Pasien yang tidak jujur memiliki riwayat perjalanan dari wilayah zona merah Covid-19, kata Ganjar, menjadi sebab 46 tenaga medis di RS Kariadi positif terkena corona. Mereka, para tenaga medis menjadi orang yang sangat rentan tertular, karena berada di garda terdepan memerangi corona.
“Ini sesuatu yang benar-benar serius, karena di jantung dan benteng pertahanan terakhir bisa tertular. Untuk itu kami minta seluruh rumah sakit untuk memperketat protokol kesehatan di tempat masing-masing demi melindungi para tenaga medis kita,” tegas Ganjar.
Dalam kesempatan itu, Pemprov Jateng menerima bantuan dari relawan Badan Nasional Penanggulangan Bencana (BNPB). Bantuan yang diterima berupa coverall Haxmat 1000 pcs, kacamata untuk medis 100 pcs, masker N95, masker kain, vitamin dan bantuan-bantuan lain. Hadir pula dalam penyerahan bantuan, dr Tirta Mandira Hudhi.
Baca juga: Jateng Belum Ajukan Status PSBB, Ini Kata Ganjar
Kepada wartawan, Tirta menyatakan, masyarakat harus berani jujur kepada para tenaga medis. Karena menurutnya, hal yang paling berbahaya dari Covid-19 adalah orang tanpa gejala (OTG).

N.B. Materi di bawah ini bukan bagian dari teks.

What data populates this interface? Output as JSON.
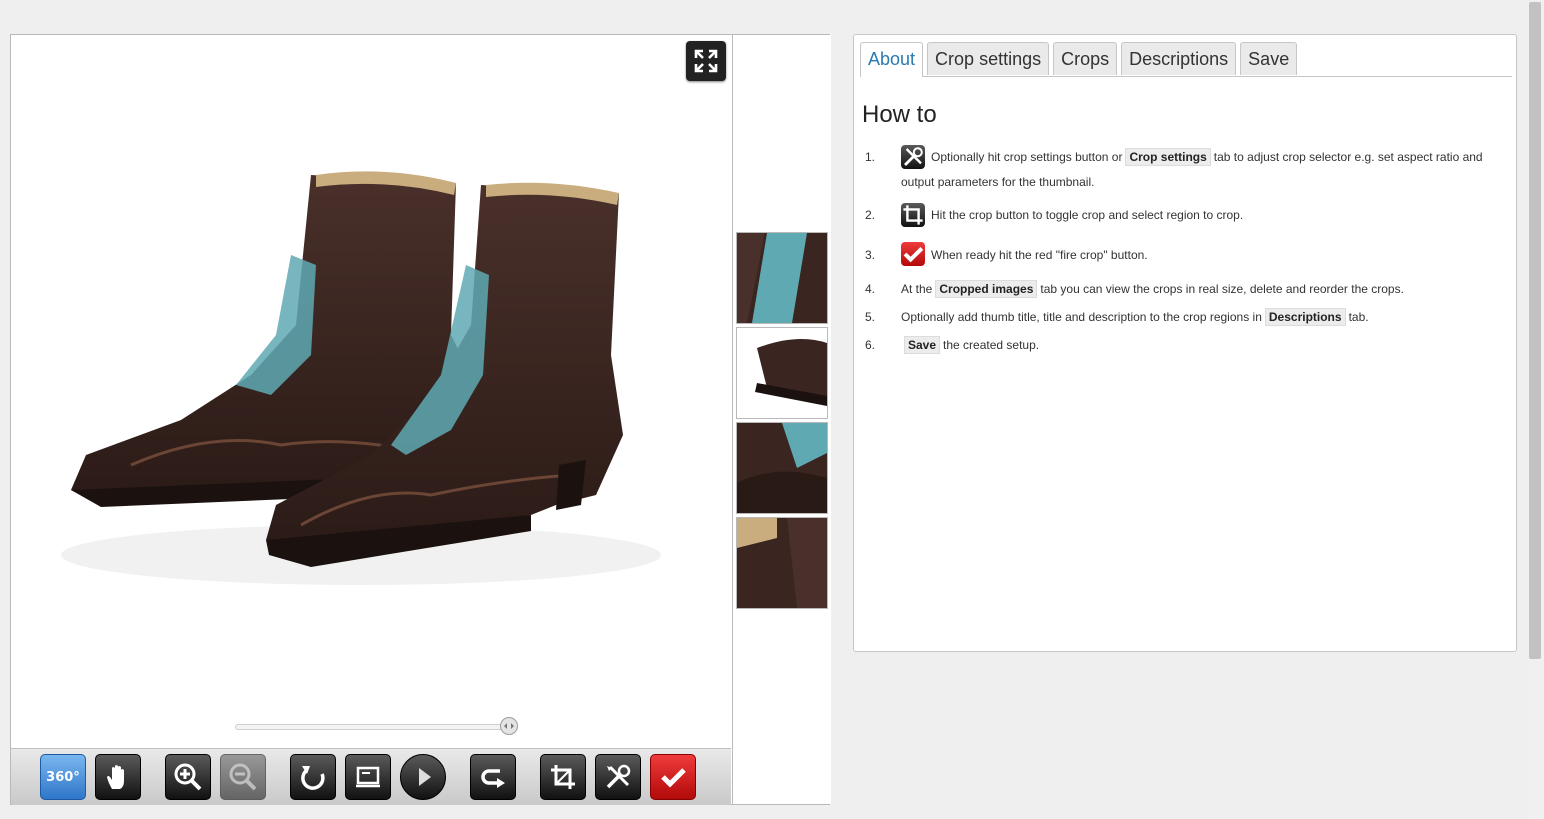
{
  "viewer": {
    "fullscreen_icon": "expand-icon",
    "slider": {
      "value": 1.0
    },
    "toolbar": [
      {
        "name": "rotate-360-button",
        "label": "360°",
        "icon": "360-icon",
        "style": "blue"
      },
      {
        "name": "pan-hand-button",
        "icon": "hand-icon"
      },
      {
        "name": "zoom-in-button",
        "icon": "zoom-in-icon"
      },
      {
        "name": "zoom-out-button",
        "icon": "zoom-out-icon",
        "disabled": true
      },
      {
        "name": "reset-button",
        "icon": "undo-icon"
      },
      {
        "name": "fit-screen-button",
        "icon": "screen-icon"
      },
      {
        "name": "play-button",
        "icon": "play-icon"
      },
      {
        "name": "next-button",
        "icon": "redo-icon"
      },
      {
        "name": "crop-button",
        "icon": "crop-icon"
      },
      {
        "name": "crop-settings-button",
        "icon": "tools-icon"
      },
      {
        "name": "fire-crop-button",
        "icon": "checkmark-icon",
        "style": "red"
      }
    ],
    "thumbnails": [
      "thumb-1",
      "thumb-2",
      "thumb-3",
      "thumb-4"
    ]
  },
  "panel": {
    "tabs": [
      "About",
      "Crop settings",
      "Crops",
      "Descriptions",
      "Save"
    ],
    "active_tab": "About",
    "heading": "How to",
    "steps": [
      {
        "num": "1.",
        "icon": "tools-icon",
        "pre": "Optionally hit crop settings button or",
        "chip": "Crop settings",
        "post": "tab to adjust crop selector e.g. set aspect ratio and output parameters for the thumbnail."
      },
      {
        "num": "2.",
        "icon": "crop-icon",
        "pre": "Hit the crop button to toggle crop and select region to crop."
      },
      {
        "num": "3.",
        "icon": "checkmark-icon",
        "pre": "When ready hit the red \"fire crop\" button."
      },
      {
        "num": "4.",
        "pre": "At the",
        "chip": "Cropped images",
        "post": "tab you can view the crops in real size, delete and reorder the crops."
      },
      {
        "num": "5.",
        "pre": "Optionally add thumb title, title and description to the crop regions in",
        "chip": "Descriptions",
        "post": "tab."
      },
      {
        "num": "6.",
        "chip": "Save",
        "post": "the created setup."
      }
    ]
  },
  "colors": {
    "accent_blue": "#2a7ab0",
    "fire_red": "#d11a1a",
    "boot_leather": "#3a2520",
    "boot_inlay": "#5fa9b3"
  }
}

“Mereka (OTG) tidak merasakan gejala, ini berbahaya karena tidak tahu apakah terpapar atau tidak. Oleh karena itu, kejujuran mengenai riwayat perjalanan menjadi sangat penting untuk disampaikan saat melakukan pemeriksaan medis,” ungkap Tirta, yang kini menjadi relawan BNPB.
Baca juga: Mahasiswa ke Ganjar, ‘Sekarang Lebih Sering Masak Telur Pak, Lebih Irit’

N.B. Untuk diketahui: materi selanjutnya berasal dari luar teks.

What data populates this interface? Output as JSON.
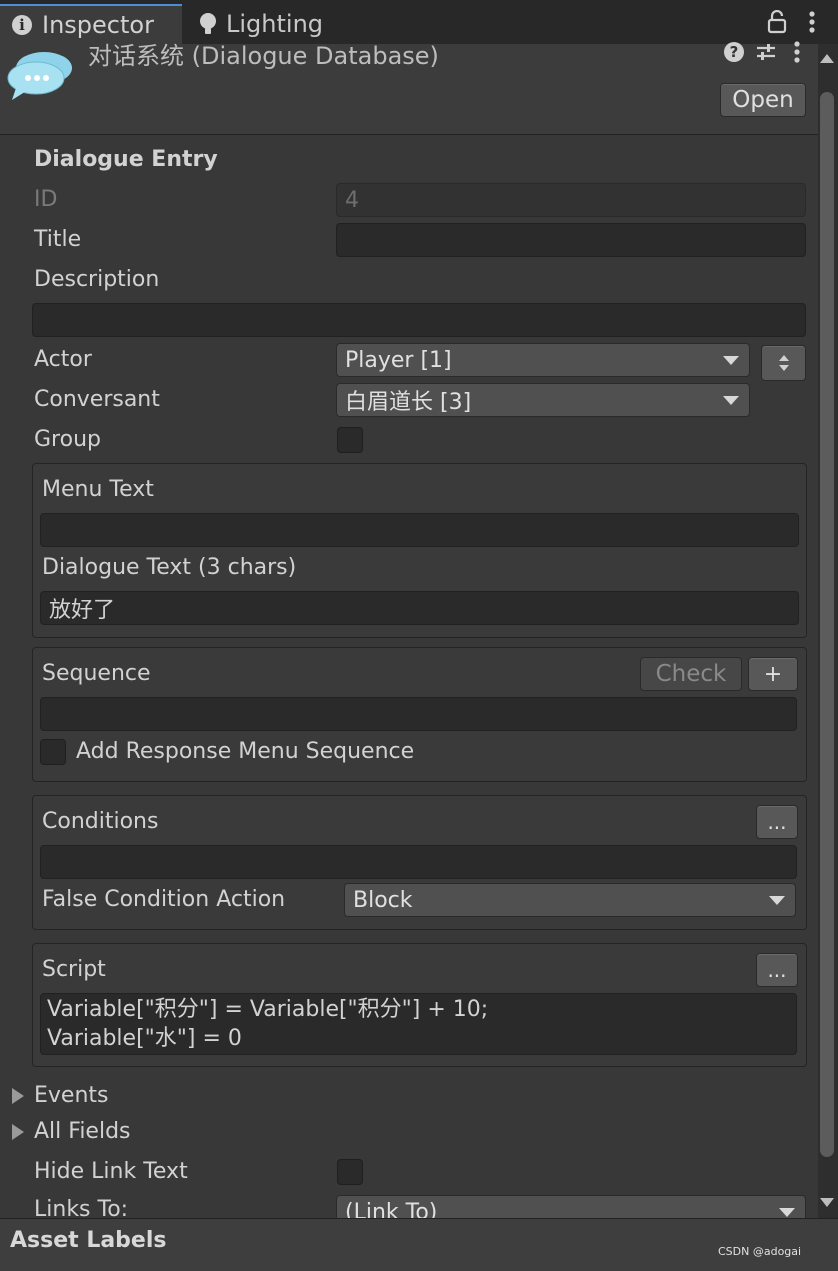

Dia meminta kepada masyarakat untuk tidak takut jika memang diduga terpapar Covid-19, apalagi menutupinya. Justru kalau tidak jujur akan membahayakan orang yang di sekitarnya, termasuk keluarga atau tenaga medis yang memeriksanya.
“Rasah wedhi (nggak usah takut), ra bakal dikapak-kapakke (tidak akan diapa-apakan). Malah enak dikei vitamin karo panganan (malah enak dikasih vitamin dan makanan,” tuturnya.
Baca juga: Memilukan, 46 Tenaga Medis RS Kariadi Semarang Positif Covid-19
Sebelumnya diberitakan, para tenaga medis yang menjadi garda terdepan dalam memerangi Covid-19 di RSUP dr Kariadi Semarang menjadi korban. Sebanyak 46 tenaga medis terpapar virus tersebut, dan dinyatakan positif. Kini mereka menjalani isolasi di Hotel Kesambi Hijau, Semarang.
Mendengar hal tersebut, Gubernur Jateng Ganjar Pranowo menyatakan kabar tersebut sangat memilukan. Bagaimana tidak, mereka yang selama ini berjuang di garis terdepan membantu masyarakat melawan Covid-19 harus menjadi korban.